From returned form 12 before I had to get a statement of taxable income from social welfare in relation to jobseekers benefit earned in tax year and declared this amount of income to be taxed. Full amount of jobseekers is not taxable (only 17euro a week is exempt i think) but balance is taxable at 20% minus your tax credits.


----------



## callybags (24 Jun 2009)

Benefits are taxable, but only if they bring your total income for the year avove the exemption limit.
Currently  20K Single.
              40K Married.


----------



## Gervan (24 Jun 2009)

Those exemptions of 20k and 40k are for persons over 65. Under 65 exemption limits are much lower, €5210 for a single person, increased if there are dependant children.
A single person's tax credit plus Paye tax credit should mean no income tax liability where income is lower than €18,300. 
€13 of each week's unemployment benefit is not taxable.


----------



## GreenQueen (24 Jun 2009)

Okay so to sum up all your very helpful advice (thank you very much). I'm using the example of a single claimant with no dependants.

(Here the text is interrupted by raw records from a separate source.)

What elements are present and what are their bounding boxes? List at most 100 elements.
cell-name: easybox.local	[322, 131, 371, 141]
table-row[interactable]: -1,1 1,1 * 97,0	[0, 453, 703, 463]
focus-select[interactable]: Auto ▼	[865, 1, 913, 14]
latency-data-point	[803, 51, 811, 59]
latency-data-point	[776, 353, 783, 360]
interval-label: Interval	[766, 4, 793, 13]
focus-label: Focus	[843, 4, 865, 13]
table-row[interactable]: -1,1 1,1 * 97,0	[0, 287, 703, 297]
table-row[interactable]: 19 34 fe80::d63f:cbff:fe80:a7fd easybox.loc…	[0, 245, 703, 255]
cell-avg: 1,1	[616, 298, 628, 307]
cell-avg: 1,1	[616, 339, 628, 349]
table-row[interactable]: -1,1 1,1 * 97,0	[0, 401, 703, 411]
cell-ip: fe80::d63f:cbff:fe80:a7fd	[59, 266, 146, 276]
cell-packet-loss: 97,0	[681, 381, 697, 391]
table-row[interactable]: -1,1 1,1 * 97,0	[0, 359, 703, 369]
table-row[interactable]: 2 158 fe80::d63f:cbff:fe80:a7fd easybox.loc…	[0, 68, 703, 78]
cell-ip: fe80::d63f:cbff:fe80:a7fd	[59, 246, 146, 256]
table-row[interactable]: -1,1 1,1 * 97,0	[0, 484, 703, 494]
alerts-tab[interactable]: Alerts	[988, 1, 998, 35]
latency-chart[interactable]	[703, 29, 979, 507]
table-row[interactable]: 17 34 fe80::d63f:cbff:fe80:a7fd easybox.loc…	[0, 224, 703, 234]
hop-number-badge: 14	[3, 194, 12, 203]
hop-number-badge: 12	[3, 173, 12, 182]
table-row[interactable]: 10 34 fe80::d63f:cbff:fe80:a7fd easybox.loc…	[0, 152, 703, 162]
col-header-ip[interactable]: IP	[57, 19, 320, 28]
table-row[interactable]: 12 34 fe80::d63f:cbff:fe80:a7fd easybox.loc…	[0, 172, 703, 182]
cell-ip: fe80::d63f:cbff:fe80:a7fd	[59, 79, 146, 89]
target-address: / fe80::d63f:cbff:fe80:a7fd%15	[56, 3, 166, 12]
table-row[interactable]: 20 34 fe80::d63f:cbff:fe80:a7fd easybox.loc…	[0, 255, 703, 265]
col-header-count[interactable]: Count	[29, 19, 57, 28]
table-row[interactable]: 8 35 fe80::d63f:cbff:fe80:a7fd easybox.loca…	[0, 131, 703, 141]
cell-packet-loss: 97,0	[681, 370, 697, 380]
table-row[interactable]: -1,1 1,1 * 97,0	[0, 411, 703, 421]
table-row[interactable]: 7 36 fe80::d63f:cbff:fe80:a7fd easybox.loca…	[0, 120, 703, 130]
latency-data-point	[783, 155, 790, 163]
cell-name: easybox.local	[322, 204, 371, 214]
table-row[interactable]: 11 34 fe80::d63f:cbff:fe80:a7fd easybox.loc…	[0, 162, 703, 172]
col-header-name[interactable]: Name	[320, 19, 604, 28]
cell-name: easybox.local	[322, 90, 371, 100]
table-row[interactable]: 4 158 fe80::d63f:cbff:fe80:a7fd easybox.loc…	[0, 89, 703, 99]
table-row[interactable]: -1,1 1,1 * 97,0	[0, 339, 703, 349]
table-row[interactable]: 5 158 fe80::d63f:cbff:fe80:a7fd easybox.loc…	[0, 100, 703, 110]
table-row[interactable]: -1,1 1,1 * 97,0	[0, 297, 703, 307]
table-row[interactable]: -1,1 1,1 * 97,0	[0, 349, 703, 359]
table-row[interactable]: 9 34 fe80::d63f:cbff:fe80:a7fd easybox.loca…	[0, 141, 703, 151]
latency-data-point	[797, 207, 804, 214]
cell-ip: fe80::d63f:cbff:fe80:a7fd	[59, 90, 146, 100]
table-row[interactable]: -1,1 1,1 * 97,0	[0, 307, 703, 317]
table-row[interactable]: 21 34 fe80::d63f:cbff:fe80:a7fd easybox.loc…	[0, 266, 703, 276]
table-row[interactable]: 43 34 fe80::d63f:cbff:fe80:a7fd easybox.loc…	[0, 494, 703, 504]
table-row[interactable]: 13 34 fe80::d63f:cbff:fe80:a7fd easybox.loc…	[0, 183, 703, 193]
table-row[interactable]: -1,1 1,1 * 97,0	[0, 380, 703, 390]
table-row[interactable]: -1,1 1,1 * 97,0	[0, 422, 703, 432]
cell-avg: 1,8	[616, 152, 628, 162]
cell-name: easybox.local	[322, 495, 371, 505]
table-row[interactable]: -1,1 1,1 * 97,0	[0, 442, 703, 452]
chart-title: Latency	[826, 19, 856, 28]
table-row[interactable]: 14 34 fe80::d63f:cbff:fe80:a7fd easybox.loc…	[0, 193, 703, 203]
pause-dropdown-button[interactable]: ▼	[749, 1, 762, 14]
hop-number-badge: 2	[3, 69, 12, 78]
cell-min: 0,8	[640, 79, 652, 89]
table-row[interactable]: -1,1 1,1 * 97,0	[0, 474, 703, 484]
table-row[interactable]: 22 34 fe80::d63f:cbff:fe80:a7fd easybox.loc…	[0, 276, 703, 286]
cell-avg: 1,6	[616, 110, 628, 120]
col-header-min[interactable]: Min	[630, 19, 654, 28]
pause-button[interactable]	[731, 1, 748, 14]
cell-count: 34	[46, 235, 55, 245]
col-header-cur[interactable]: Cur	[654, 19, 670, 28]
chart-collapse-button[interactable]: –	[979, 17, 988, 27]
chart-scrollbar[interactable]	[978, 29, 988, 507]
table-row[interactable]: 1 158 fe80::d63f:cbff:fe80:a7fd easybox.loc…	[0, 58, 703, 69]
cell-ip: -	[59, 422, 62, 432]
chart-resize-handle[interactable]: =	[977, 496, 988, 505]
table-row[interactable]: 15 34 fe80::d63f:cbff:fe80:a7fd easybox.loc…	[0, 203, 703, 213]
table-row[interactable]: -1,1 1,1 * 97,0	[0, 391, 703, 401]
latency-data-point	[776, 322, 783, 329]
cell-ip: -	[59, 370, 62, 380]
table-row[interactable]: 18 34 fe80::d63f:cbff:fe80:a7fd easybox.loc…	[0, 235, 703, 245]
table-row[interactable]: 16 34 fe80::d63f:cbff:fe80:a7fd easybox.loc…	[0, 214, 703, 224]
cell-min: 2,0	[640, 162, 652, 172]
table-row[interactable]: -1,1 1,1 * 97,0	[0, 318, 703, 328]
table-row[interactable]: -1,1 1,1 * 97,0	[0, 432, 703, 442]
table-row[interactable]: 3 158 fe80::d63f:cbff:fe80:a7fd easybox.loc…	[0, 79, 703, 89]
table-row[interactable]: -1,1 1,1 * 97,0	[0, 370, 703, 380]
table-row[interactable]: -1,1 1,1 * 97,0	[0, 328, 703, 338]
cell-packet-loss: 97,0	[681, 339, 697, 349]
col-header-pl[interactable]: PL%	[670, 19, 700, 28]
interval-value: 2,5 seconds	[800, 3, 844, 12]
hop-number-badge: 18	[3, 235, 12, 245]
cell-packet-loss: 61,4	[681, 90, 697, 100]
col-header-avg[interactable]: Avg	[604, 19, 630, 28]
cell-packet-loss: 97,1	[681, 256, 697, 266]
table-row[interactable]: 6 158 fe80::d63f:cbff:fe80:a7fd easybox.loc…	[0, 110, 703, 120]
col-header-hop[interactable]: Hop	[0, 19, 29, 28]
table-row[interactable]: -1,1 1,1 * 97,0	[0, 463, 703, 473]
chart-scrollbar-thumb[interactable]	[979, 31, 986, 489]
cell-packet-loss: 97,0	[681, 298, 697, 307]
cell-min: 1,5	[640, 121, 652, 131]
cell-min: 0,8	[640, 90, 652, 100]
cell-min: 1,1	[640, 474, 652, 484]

1. If a claimant only receives benefit payments for 52 weeks of the year they will not have a tax liability as their total income will be less than €18,300.

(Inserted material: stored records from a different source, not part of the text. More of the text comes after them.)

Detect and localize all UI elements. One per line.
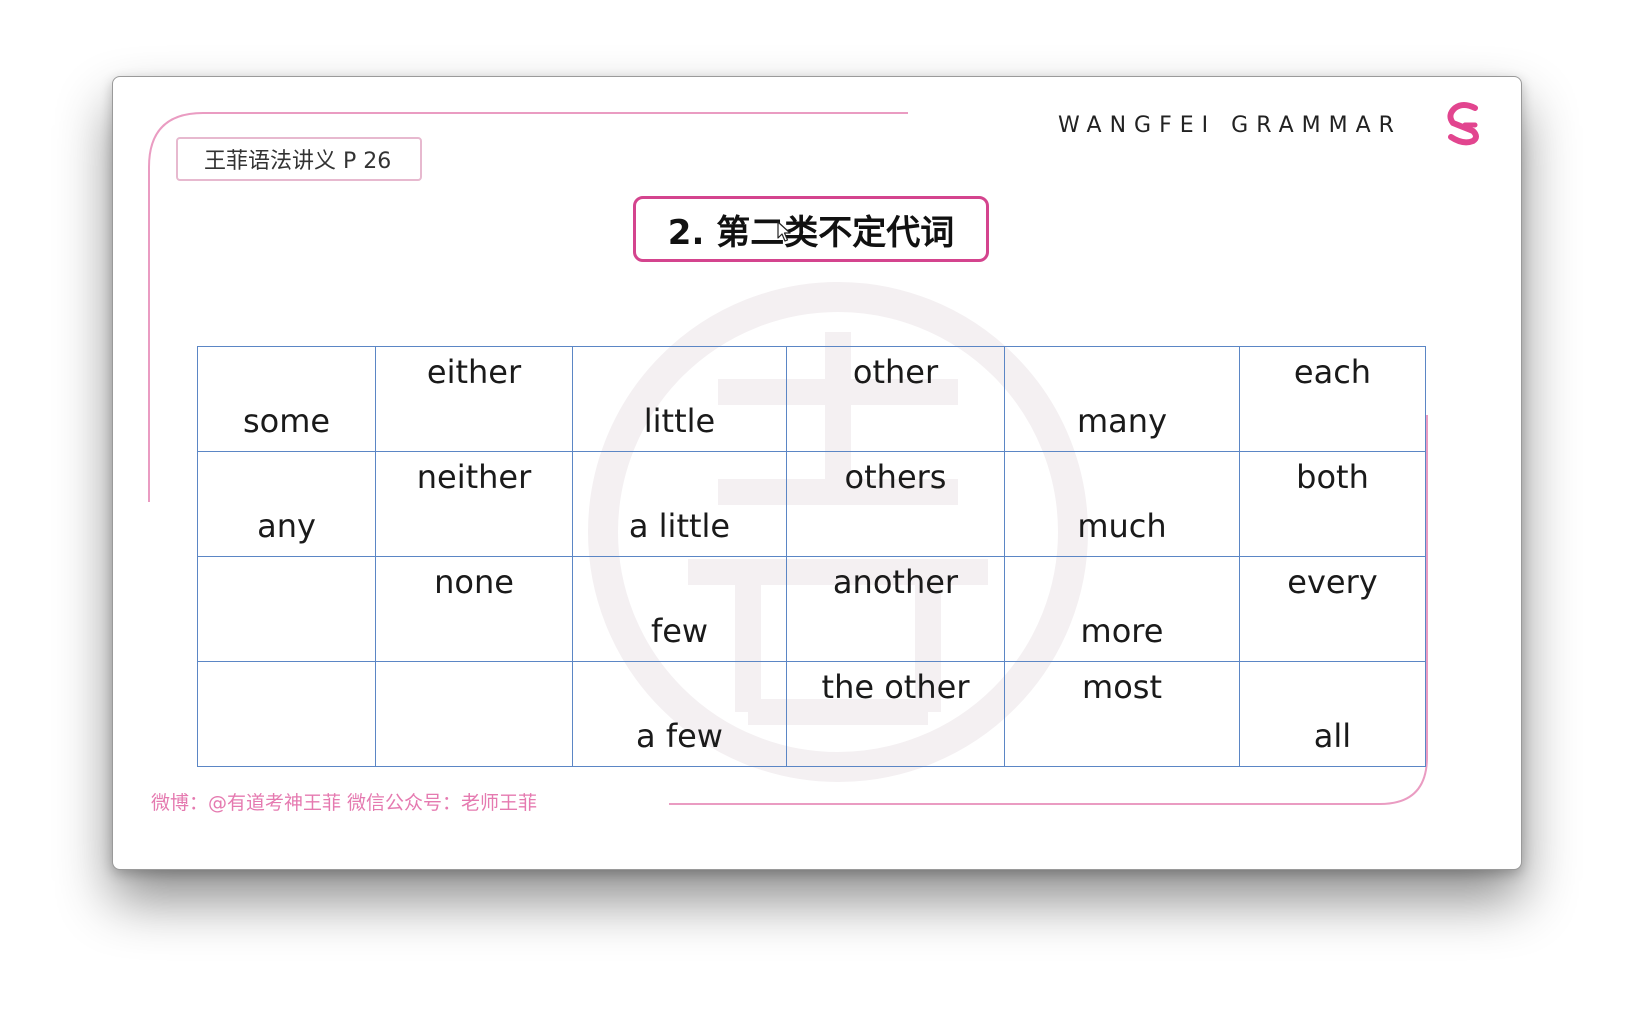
- cell-text: another: [832, 563, 959, 601]
- table-cell: every: [1239, 556, 1426, 662]
- table-row: none few another more every: [197, 556, 1426, 662]
- table-cell: [375, 661, 573, 767]
- table-cell: more: [1004, 556, 1240, 662]
- table-row: a few the other most all: [197, 661, 1426, 767]
- video-frame: 王菲语法讲义 P 26 WANGFEI GRAMMAR 2. 第二类不定代词 s…: [112, 76, 1522, 870]
- indefinite-pronoun-table: some either little other many each any n…: [197, 346, 1426, 767]
- cell-text: either: [426, 353, 522, 391]
- cell-text: both: [1296, 458, 1369, 496]
- cell-text: many: [1077, 402, 1167, 440]
- page-reference-text: 王菲语法讲义 P 26: [204, 149, 392, 174]
- cell-text: much: [1077, 507, 1167, 545]
- screen: 王菲语法讲义 P 26 WANGFEI GRAMMAR 2. 第二类不定代词 s…: [0, 0, 1632, 1016]
- table-cell: much: [1004, 451, 1240, 557]
- mouse-cursor-icon: [777, 221, 791, 242]
- cell-text: all: [1313, 717, 1352, 755]
- section-title: 2. 第二类不定代词: [633, 196, 989, 262]
- table-cell: other: [786, 346, 1005, 452]
- cell-text: some: [242, 402, 331, 440]
- cell-text: none: [434, 563, 514, 601]
- table-row: some either little other many each: [197, 346, 1426, 452]
- cell-text: others: [844, 458, 947, 496]
- table-cell: most: [1004, 661, 1240, 767]
- brand-name: WANGFEI GRAMMAR: [1058, 112, 1402, 138]
- grammar-slide: 王菲语法讲义 P 26 WANGFEI GRAMMAR 2. 第二类不定代词 s…: [113, 77, 1521, 869]
- page-reference-box: 王菲语法讲义 P 26: [176, 137, 422, 181]
- table-cell: any: [197, 451, 376, 557]
- cell-text: little: [643, 402, 716, 440]
- cell-text: each: [1293, 353, 1372, 391]
- table-cell: each: [1239, 346, 1426, 452]
- table-cell: neither: [375, 451, 573, 557]
- table-cell: none: [375, 556, 573, 662]
- pink-g-logo-icon: [1447, 102, 1479, 146]
- table-cell: many: [1004, 346, 1240, 452]
- cell-text: few: [650, 612, 709, 650]
- table-cell: others: [786, 451, 1005, 557]
- table-cell: all: [1239, 661, 1426, 767]
- table-cell: either: [375, 346, 573, 452]
- table-row: any neither a little others much both: [197, 451, 1426, 557]
- table-cell: another: [786, 556, 1005, 662]
- table-cell: both: [1239, 451, 1426, 557]
- table-cell: the other: [786, 661, 1005, 767]
- cell-text: most: [1082, 668, 1162, 706]
- cell-text: a little: [628, 507, 731, 545]
- cell-text: a few: [636, 717, 723, 755]
- footer-social-text: 微博：@有道考神王菲 微信公众号：老师王菲: [151, 792, 538, 814]
- cell-text: other: [852, 353, 939, 391]
- table-cell: some: [197, 346, 376, 452]
- cell-text: any: [257, 507, 316, 545]
- table-cell: [197, 556, 376, 662]
- cell-text: more: [1080, 612, 1164, 650]
- table-cell: a little: [572, 451, 787, 557]
- table-cell: a few: [572, 661, 787, 767]
- table-cell: little: [572, 346, 787, 452]
- table-cell: few: [572, 556, 787, 662]
- table-cell: [197, 661, 376, 767]
- cell-text: the other: [821, 668, 970, 706]
- cell-text: every: [1287, 563, 1378, 601]
- cell-text: neither: [416, 458, 532, 496]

2. If a claimant is working in paid employment for part of the year and subsequently claims benefits, providing their total income comes to less than €18,300 in a tax year they will not have a tax liability.

3. If a claimant is working in paid employment for part of the year and claims benefits but their combined income (earnings, benefits & other income) is more than the €18,300 limit they will then have to pay tax on their benefits at the normal rate.

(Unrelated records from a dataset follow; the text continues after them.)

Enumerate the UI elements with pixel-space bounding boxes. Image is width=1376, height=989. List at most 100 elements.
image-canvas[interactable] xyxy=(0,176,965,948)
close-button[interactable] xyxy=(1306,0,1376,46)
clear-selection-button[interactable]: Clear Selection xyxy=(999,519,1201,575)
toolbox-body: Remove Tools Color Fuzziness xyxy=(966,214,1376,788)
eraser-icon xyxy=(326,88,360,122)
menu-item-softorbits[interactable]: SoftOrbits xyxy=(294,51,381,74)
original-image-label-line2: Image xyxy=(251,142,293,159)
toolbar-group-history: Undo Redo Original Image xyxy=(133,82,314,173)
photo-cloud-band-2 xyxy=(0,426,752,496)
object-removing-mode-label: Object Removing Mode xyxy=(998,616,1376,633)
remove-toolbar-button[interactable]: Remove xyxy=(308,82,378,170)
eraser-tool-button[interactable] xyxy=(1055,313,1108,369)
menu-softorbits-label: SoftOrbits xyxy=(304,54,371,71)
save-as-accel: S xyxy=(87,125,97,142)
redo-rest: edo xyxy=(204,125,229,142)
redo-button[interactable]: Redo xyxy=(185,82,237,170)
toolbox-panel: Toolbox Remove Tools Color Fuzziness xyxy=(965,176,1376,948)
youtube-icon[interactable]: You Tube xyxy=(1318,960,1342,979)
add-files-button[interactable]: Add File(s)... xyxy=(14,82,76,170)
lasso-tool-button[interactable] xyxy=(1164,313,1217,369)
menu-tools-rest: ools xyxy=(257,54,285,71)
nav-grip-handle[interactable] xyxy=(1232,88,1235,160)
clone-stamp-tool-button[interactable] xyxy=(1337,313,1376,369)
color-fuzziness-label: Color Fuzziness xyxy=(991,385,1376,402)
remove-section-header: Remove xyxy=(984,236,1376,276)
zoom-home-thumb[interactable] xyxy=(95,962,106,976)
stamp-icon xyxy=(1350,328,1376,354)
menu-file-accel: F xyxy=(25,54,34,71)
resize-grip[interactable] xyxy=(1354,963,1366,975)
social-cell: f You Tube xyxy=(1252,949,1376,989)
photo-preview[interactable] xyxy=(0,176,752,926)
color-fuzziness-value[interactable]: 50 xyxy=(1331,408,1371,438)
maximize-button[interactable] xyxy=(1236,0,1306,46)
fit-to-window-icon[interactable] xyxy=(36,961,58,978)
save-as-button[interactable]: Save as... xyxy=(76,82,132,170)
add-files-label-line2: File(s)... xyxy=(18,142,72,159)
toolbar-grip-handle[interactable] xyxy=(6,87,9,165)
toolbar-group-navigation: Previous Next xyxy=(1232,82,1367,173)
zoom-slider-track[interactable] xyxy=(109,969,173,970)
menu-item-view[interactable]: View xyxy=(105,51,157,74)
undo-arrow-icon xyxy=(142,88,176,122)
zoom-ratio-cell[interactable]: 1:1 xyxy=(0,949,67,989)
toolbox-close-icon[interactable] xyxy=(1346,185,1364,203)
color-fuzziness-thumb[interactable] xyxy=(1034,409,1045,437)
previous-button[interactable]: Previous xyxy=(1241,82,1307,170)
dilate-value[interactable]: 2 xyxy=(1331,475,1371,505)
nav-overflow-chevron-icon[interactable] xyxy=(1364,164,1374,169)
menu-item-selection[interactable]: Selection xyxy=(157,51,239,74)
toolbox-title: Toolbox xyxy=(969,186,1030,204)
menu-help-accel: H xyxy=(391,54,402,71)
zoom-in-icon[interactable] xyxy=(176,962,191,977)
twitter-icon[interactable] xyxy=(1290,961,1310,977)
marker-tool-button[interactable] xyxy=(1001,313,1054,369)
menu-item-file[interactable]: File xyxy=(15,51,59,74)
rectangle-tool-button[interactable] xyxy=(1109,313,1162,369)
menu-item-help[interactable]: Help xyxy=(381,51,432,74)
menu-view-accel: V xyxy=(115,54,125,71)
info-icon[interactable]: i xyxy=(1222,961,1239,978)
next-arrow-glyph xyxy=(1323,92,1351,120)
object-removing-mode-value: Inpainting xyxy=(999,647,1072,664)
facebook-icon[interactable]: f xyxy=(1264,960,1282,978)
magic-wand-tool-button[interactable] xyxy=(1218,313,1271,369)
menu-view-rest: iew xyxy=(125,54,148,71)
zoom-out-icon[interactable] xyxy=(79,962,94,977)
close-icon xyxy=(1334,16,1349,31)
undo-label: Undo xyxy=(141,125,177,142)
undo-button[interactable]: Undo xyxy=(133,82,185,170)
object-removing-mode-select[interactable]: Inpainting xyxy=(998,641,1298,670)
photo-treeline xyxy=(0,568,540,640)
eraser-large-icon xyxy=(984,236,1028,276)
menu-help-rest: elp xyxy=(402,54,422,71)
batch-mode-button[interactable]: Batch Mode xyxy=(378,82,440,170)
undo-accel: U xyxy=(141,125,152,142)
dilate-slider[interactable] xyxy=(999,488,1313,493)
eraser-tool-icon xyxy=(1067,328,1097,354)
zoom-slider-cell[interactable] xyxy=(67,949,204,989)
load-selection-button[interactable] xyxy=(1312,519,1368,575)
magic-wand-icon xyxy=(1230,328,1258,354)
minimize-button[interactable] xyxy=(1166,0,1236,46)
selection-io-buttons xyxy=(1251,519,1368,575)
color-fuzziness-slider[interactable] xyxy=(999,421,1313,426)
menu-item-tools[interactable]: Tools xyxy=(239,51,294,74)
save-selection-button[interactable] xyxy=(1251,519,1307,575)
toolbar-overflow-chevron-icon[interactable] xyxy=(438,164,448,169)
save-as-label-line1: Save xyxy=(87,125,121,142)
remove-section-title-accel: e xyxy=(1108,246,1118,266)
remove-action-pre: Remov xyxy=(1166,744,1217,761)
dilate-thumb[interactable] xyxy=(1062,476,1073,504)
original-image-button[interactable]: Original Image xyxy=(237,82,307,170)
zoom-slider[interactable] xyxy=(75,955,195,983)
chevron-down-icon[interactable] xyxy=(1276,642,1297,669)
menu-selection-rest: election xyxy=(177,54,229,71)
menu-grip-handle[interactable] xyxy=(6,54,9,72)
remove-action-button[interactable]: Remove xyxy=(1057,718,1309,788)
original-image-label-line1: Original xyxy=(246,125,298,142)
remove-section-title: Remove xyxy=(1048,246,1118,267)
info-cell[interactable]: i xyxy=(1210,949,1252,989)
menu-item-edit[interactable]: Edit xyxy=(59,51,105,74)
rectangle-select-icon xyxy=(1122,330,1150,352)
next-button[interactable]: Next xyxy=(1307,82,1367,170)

Have I interpreted this correctly?


----------



## justsally (24 Jun 2009)

GreenQueen said:


> 3. If a claimant is working in paid employment for part of the year and claims benefits but their income is more than the €18,300 limit they will then have to pay tax on their benefits at the normal rate.
> 
> Have I interpreted this correctly?


 
Not on their "benefits" as such but on income over the single persons limit of 18,300 (earnings, income + benefits)


----------



## GreenQueen (25 Jun 2009)

Thank Justsally I edited my interpretation above.


----------



## MC D (14 Aug 2009)

just came across this thread and have to admit i feel very stupid as i didn't relaise that illness benefit was taxable  . The situation is my wife has been on illness benefit for all of 2008 and still is on benefit please god she will be fit to go back to work in a few months and thankfully she has a job held for her . However i'm just wondering does anyone have any idea how much extra tax i will have to pay or how do i work it out . i rang my tax department today and they said the taxable benefit my wife received was €10000 euro so i assume i fill out the form 12 and just post it in and await the bad news  .


----------



## fobs (14 Aug 2009)

Just noticed this thread too. My husband is on an invalidity pension since last month. I am working full-time. Should I be paying tax on this benefit?


----------



## Black Sheep (14 Aug 2009)

Yes , you should contact the tax office and they will "code it in" to your tax credits but don't forget he will still be entitled to a PAYE tax credit. 
The PAYE tax credit will still be allowed next year even if he has no other income in 2010. (unless we have budget changes)


----------



## Black Sheep (14 Aug 2009)

Yes , you should contact the tax office and they will "code it in" to your tax credits but don't forget he will still be entitled to a PAYE tax credit. 
The PAYE tax credit will still be allowed next year even if he has no other income in 2010 onwards (unless we have budget changes)


----------



## MC D (14 Aug 2009)

Black Sheep said:


> Yes , you should contact the tax office and they will "code it in" to your tax credits but don't forget he will still be entitled to a PAYE tax credit.
> The PAYE tax credit will still be allowed next year even if he has no other income in 2010 onwards (unless we have budget changes)


 

Do i have to do the same black sheep ?


----------



## GreenQueen (14 Aug 2009)

Does it not depend on whether you were being taxed individually or as a couple?


----------